Wenn der Leverkusener ausfällt, wäre das doppelt ärgerlich für ihn: Weil der Torhüter, der gegen Liechtenstein spielt, auch am Mittwoch darauf gegen Wales im Tor stehen soll. Eine neue Chance also für Robert Enke, der zuletzt verletzt fehlte und überhaupt mit dem Standortnachteil Hannover klarkommen muss? Keine Mannschaft hat in der Bundesliga mehr Gegentore kassiert als Hannover 96. „Er wirkt trotzdem nicht verunsichert“, sagt Köpke. „Robert ist einer, den gar nichts aus der Ruhe bringt.“

Wiese ist plötzlich der Geheimfavorit

Oder spielt doch der Bremer Tim Wiese? Sein Stil galt lange Zeit als unvereinbar mit Löws Anforderungsprofil. Wiese war alte Schule: stark auf der Linie, dafür schwach im Raum und vor allem fußballerisch limitiert. Doch der 27-Jährige macht derzeit von allen Kandidaten nicht nur den stabilsten Eindruck, er hat auch sein Auftreten der herrschenden Lehre angepasst. „Er spielt offensiver, kommt weiter raus, liest das Spiel“, sagt Köpke.

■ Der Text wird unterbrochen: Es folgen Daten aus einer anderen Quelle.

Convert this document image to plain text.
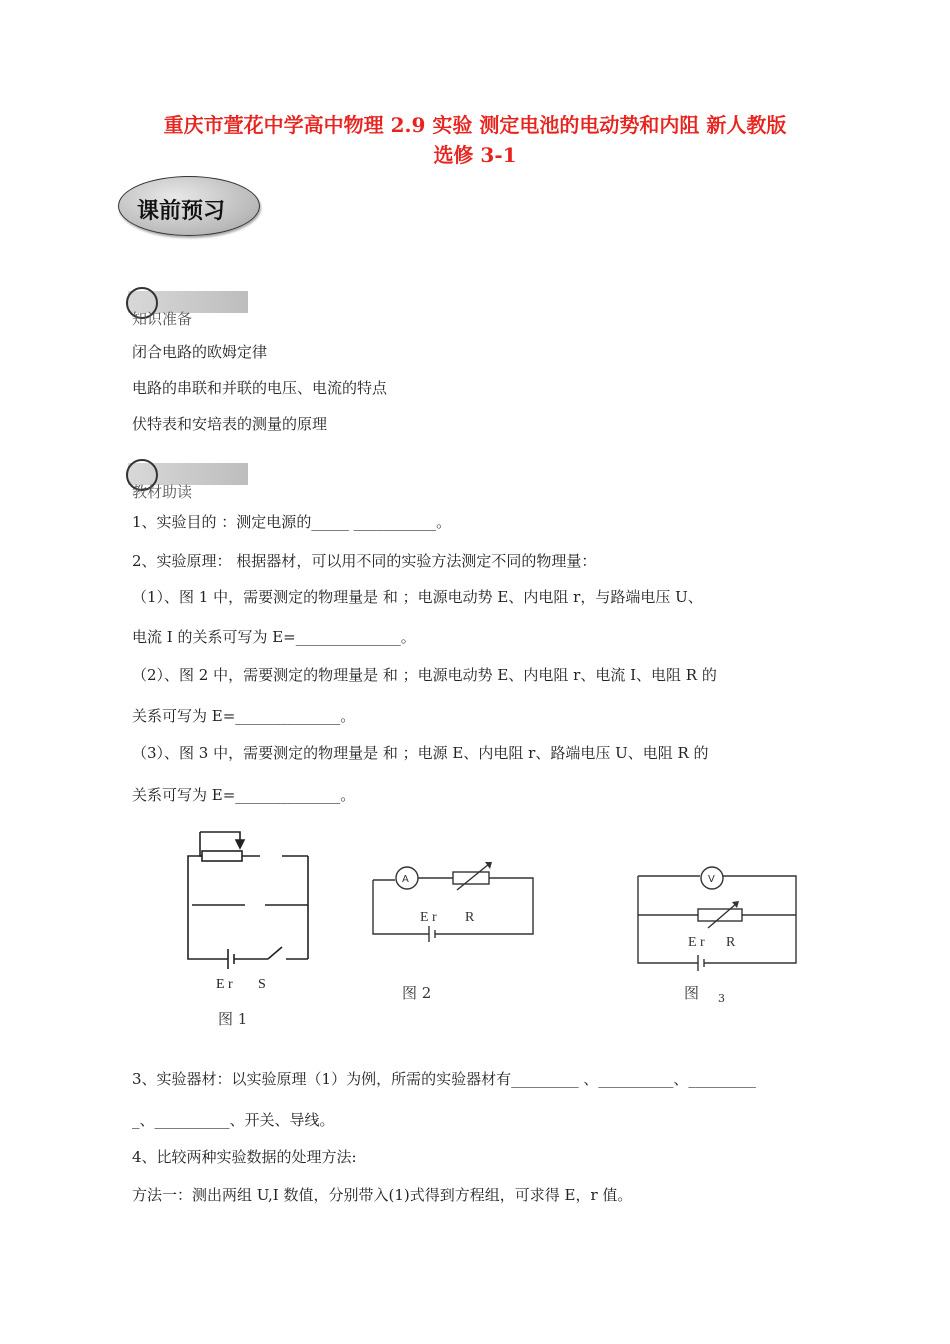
重庆市萱花中学高中物理 2.9 实验 测定电池的电动势和内阻 新人教版
选修 3-1
课前预习
知识准备
闭合电路的欧姆定律
电路的串联和并联的电压、电流的特点
伏特表和安培表的测量的原理
教材助读
1、实验目的 ：测定电源的_____ ___________。
2、实验原理： 根据器材，可以用不同的实验方法测定不同的物理量：
（1）、图 1 中，需要测定的物理量是 和 ；电源电动势 E、内电阻 r，与路端电压 U、
电流 I 的关系可写为 E=______________。
（2）、图 2 中，需要测定的物理量是 和 ；电源电动势 E、内电阻 r、电流 I、电阻 R 的
关系可写为 E=______________。
（3）、图 3 中，需要测定的物理量是 和 ；电源 E、内电阻 r、路端电压 U、电阻 R 的
关系可写为 E=______________。
E r S
图 1
A
E r R
图 2
V
E r R
图 3
3、实验器材：以实验原理（1）为例，所需的实验器材有_________ 、__________、_________
_、__________、开关、导线。
4、比较两种实验数据的处理方法:
方法一：测出两组 U,I 数值，分别带入(1)式得到方程组，可求得 E，r 值。
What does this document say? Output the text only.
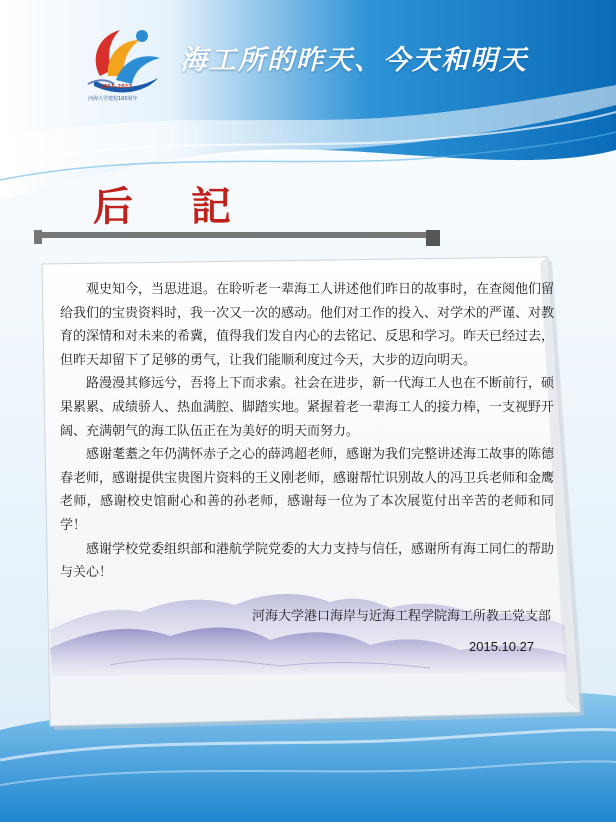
1915-2015
河海大学建校100周年
海工所的昨天、今天和明天
后 記

观史知今，当思进退。在聆听老一辈海工人讲述他们昨日的故事时，在查阅他们留给我们的宝贵资料时，我一次又一次的感动。他们对工作的投入、对学术的严谨、对教育的深情和对未来的希冀，值得我们发自内心的去铭记、反思和学习。昨天已经过去，但昨天却留下了足够的勇气，让我们能顺利度过今天，大步的迈向明天。

路漫漫其修远兮，吾将上下而求索。社会在进步，新一代海工人也在不断前行，硕果累累、成绩骄人、热血满腔、脚踏实地。紧握着老一辈海工人的接力棒，一支视野开阔、充满朝气的海工队伍正在为美好的明天而努力。

感谢耄耋之年仍满怀赤子之心的薛鸿超老师，感谢为我们完整讲述海工故事的陈德春老师，感谢提供宝贵图片资料的王义刚老师，感谢帮忙识别故人的冯卫兵老师和金鹰老师，感谢校史馆耐心和善的孙老师，感谢每一位为了本次展览付出辛苦的老师和同学！

感谢学校党委组织部和港航学院党委的大力支持与信任，感谢所有海工同仁的帮助与关心！

河海大学港口海岸与近海工程学院海工所教工党支部
2015.10.27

Wiese fühlt sich daher auch nicht angesprochen von Kahns Kritik, den Kandidaten mangle es an höchster Konstanz. „Ich weiß nicht, wie er darauf kommt“, sagt Wiese. „Ich bin auf dem richtigen Weg.“ In der Tat entwickelt er sich gerade vom Verpönten zum Geheimfavoriten, zumal er von seinem Naturell her am besten mit der Konkurrenzsituation zurechtkommt: „Von mir aus können die das noch länger durchziehen. Das schreckt mich nicht ab.“

Bei Enke, 31, und Adler, 24, hat man eher das Gefühl, die Ungewissheit belaste sie. Adler sagt von sich, er sei tendenziell der Typ, der Rückhalt brauche. Ähnlich hat sich auch Enke schon geäußert. Die Bundestrainer wollen trotzdem an ihrer Linie festhalten – ohne den Konkurrenzkampf künstlich in die Länge zu ziehen. Einen ersten Hinweis auf die endgültige Hierarchie könnte das vielleicht entscheidende Qualifikationsspiel gegen Russland im Herbst geben. „Wenn wir uns sicher sind, werden wir unsere Nummer eins bekannt geben“, sagt Andreas Köpke. „Dann ziehen wir das durch, auch wenn mal ein schlechteres Spiel kommt.“

Wenn es denn mal bei einem schlechteren Spiel bleibt.